Выбрать главу

ОБРЫВКИ БРЕДА, СНА И ЗАБЫТЬЯ

Перевод А. Гелескула

I
Проклятье лихорадке! Морочит неотвязно — запутала все в мире, а мне бормочет: — Ясно! Масон{93}! Масон! —                           И башни поплыли вкруговую. Пьют воробьи, трезвоня, прохладу дождевую. Проснись. О ясно, ясно! От сонных мало проку. Бык ночи шумно дышит и тянется к порогу. Пришел я с новой розой на старое свиданье, и с розовой звездою, и с горечью в гортани. Как ясно! Инесилья, Лусия, Кармелита — не все равно? Три маски единственного лика, и с деревом лимонным в саду танцует липа. Все ясно, ясно, ясно! Кричит дозорный: — Слушай! — Тирли-тирли — в деревьях, гуль-гуль, гуль-гуль — над лужей. Рассветные цимбалы вызванивают соло! Как ясно, ясно, ясно!
II
…Над землею голой…
III
Снежной крупой пыля, срывался навстречу ветер, и голой была земля.

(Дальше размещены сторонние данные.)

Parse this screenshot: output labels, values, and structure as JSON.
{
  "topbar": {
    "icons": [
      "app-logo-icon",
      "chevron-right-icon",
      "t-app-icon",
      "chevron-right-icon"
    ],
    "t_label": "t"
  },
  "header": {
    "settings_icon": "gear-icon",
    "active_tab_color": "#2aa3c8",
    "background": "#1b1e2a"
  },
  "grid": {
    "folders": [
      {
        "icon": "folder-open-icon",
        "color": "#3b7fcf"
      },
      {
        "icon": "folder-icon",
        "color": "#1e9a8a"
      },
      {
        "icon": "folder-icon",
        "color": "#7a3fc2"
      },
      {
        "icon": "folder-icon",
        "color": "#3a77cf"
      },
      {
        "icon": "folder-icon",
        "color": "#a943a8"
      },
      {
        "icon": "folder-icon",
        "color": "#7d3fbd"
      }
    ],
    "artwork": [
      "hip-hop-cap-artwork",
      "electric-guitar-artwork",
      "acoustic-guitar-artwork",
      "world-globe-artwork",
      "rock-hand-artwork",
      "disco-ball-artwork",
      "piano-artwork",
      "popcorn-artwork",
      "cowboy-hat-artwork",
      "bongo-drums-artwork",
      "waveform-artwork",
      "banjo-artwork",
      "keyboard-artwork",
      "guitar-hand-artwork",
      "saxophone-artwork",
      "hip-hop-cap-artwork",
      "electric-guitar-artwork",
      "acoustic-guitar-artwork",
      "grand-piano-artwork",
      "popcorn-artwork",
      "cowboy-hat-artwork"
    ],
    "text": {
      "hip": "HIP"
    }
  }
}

И долго я брел по ней в потемках дубовой рощи — одна из ее теней.
Серебряной стаей стрел сквозь тучи прорвалось солнце. Я в белую даль смотрел.
И там, на краю дорог,
она из забвенья встала. Я крикнуть хотел. Не смог.
IV
Все ясно, все так ясно! Построен для порядка конвой. И лихорадка все спутала для страху. Но петлю — дворянину? Палач, веди на плаху! Масон, масон, ты дремлешь? Сейчас тебя не станет!.. Сжимаются ручонки, и куклы балаганят.

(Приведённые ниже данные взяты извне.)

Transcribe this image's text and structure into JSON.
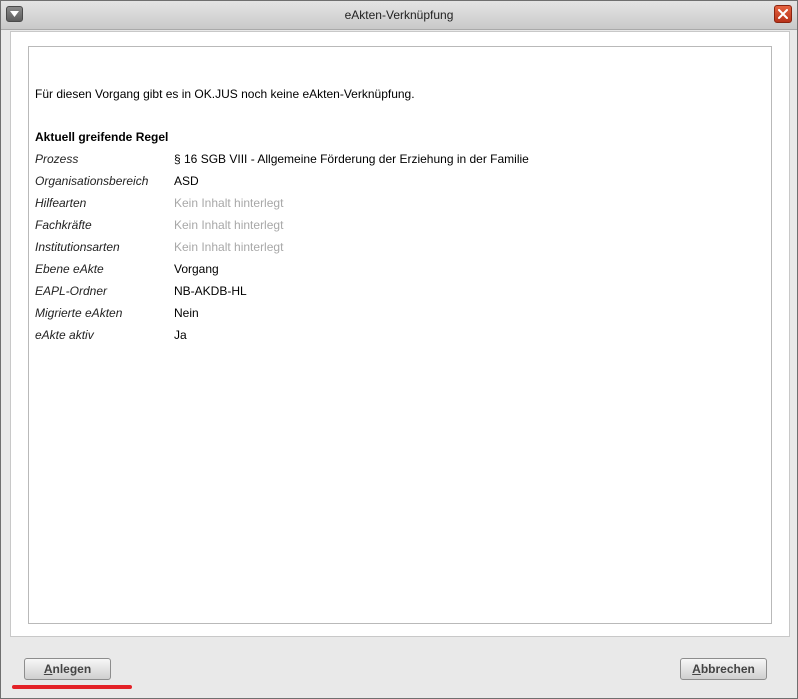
{
  "window": {
    "title": "eAkten-Verknüpfung"
  },
  "content": {
    "intro": "Für diesen Vorgang gibt es in OK.JUS noch keine eAkten-Verknüpfung.",
    "rule_heading": "Aktuell greifende Regel",
    "rows": [
      {
        "label": "Prozess",
        "value": "§ 16 SGB VIII - Allgemeine Förderung der Erziehung in der Familie",
        "empty": false
      },
      {
        "label": "Organisationsbereich",
        "value": "ASD",
        "empty": false
      },
      {
        "label": "Hilfearten",
        "value": "Kein Inhalt hinterlegt",
        "empty": true
      },
      {
        "label": "Fachkräfte",
        "value": "Kein Inhalt hinterlegt",
        "empty": true
      },
      {
        "label": "Institutionsarten",
        "value": "Kein Inhalt hinterlegt",
        "empty": true
      },
      {
        "label": "Ebene eAkte",
        "value": "Vorgang",
        "empty": false
      },
      {
        "label": "EAPL-Ordner",
        "value": "NB-AKDB-HL",
        "empty": false
      },
      {
        "label": "Migrierte eAkten",
        "value": "Nein",
        "empty": false
      },
      {
        "label": "eAkte aktiv",
        "value": "Ja",
        "empty": false
      }
    ]
  },
  "buttons": {
    "create": {
      "mnemonic": "A",
      "rest": "nlegen"
    },
    "cancel": {
      "mnemonic": "A",
      "rest": "bbrechen"
    }
  },
  "colors": {
    "highlight": "#e32127",
    "empty_value": "#a8a8a8"
  }
}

Тук-тук!.. Кого не взбесит? — Не здесь ли, ваша честь, невинного повесят? — Да, все в порядке. Здесь.
О, боже, ну и голос! Как будто гвозди в стену!.. Как лихорадит… Тихо! И публику — на сцену! Прекрасное решенье труднейшего финала. Входите все, кто хочет! Кому там места мало?
— Войдите!.. —                         Кто-то черный… И пятятся к стене… — Готовься, отлученный! — Сеньор палач! Вы мне?

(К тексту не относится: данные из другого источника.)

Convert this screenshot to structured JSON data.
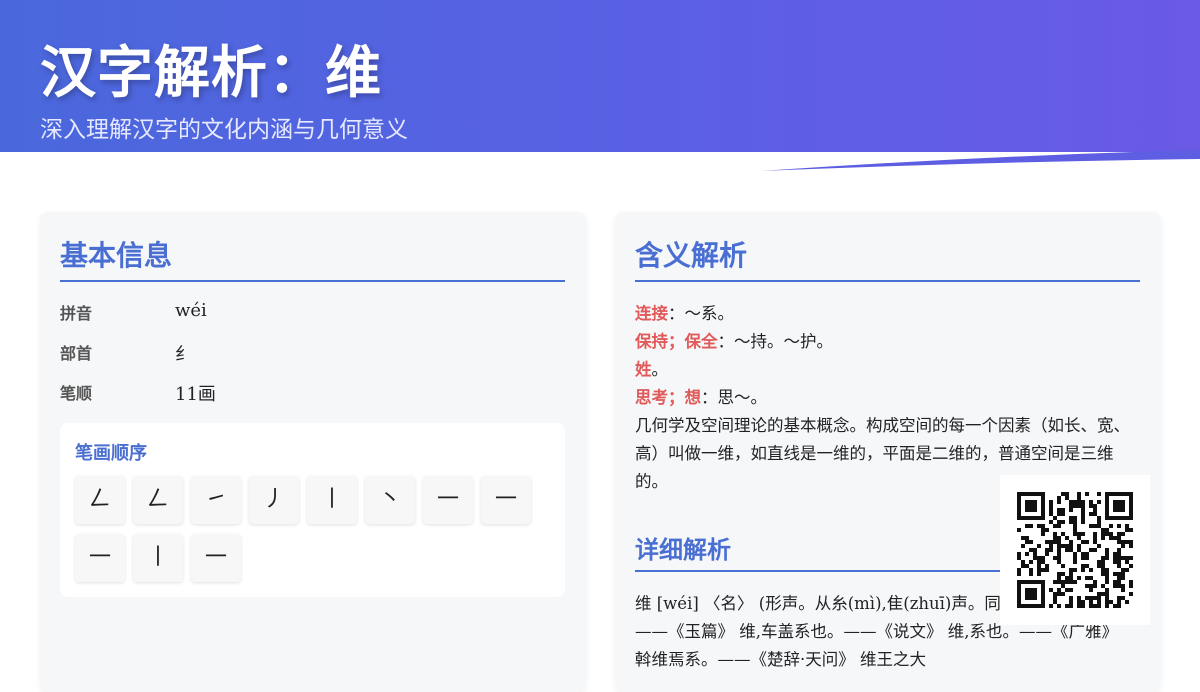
{
  "header": {
    "title": "汉字解析：维",
    "subtitle": "深入理解汉字的文化内涵与几何意义"
  },
  "basic": {
    "title": "基本信息",
    "rows": [
      {
        "label": "拼音",
        "value": "wéi"
      },
      {
        "label": "部首",
        "value": "纟"
      },
      {
        "label": "笔顺",
        "value": "11画"
      }
    ],
    "strokes_title": "笔画顺序",
    "strokes": [
      "𠃋",
      "𠃋",
      "㇀",
      "丿",
      "丨",
      "丶",
      "一",
      "一",
      "一",
      "丨",
      "一"
    ]
  },
  "meaning": {
    "title": "含义解析",
    "items": [
      {
        "term": "连接",
        "text": "：～系。"
      },
      {
        "term": "保持；保全",
        "text": "：～持。～护。"
      },
      {
        "term": "姓",
        "text": "。"
      },
      {
        "term": "思考；想",
        "text": "：思～。"
      }
    ],
    "paragraph": "几何学及空间理论的基本概念。构成空间的每一个因素（如长、宽、高）叫做一维，如直线是一维的，平面是二维的，普通空间是三维的。"
  },
  "detail": {
    "title": "详细解析",
    "text": "维 [wéi] 〈名〉 (形声。从糸(mì),隹(zhuī)声。同本义 维,紘也。——《玉篇》 维,车盖系也。——《说文》 维,系也。——《广雅》 斡维焉系。——《楚辞·天问》 维王之大"
  },
  "colors": {
    "accent": "#4a6fd2",
    "term": "#e05a5a",
    "header_start": "#4a68dc",
    "header_end": "#6a5ae6"
  }
}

О ясно, ясно, ясно! На дыбу, ваша милость, — ребяческие игры, шарманка закрутилась. Но бритва гильотины по утренней прохладе… Скорей пеньковый галстук родимых перекладин! Гитары? Неуместны. Пойдут фаготы свитой. А где петух рассветный, печально знаменитый? Попами перепродан? Проснись!! Ты в санбенито{94}!!!
V
Благословение сну! Залихорадило звонко бубен луны, и зайчонку впору плясать под луну. Свистнет зарянка — и вскоре тронет заря вышину. И заиграет нагорье в голубизне небосвода, вторя охотничьей своре. Спи. О, свобода, свобода!
VI
Как-то днем погожим у воды, где тропка, бросит тень ненужное прохожим деревцо, там выросшее робко. Белый ствол и три листочка рядом, только три — зеленые в апреле, золотые перед листопадом. Как оно цветет? Не подсмотрели. А плоды? Им рады только дети. И растет оно на белом свете ради птицы — перышек и пенья — той голубокрылой, что когда-то навестила, как душа мгновенья и залог свиданья, в час заката.
VII
О, как легко лететь, как небывало легко лететь! Все сводится к тому, чтобы земля до ног не доставала. Лети! Лети! Распахивай тюрьму!
VIII
Где всюду небо, крылья ни к чему!.. О, мысль удачна: придержав ногами, остановить земной круговорот и раскрутить юлу наоборот — посмотрим, как пойдет она кругами, покуда не замрет, цветная и холодная, как лед, и — нет без ветра музыки — глухая. Ах, музыка, беда у нас одна! Поэт и рог — короткое дыханье… Не молкнут только Бог и тишина.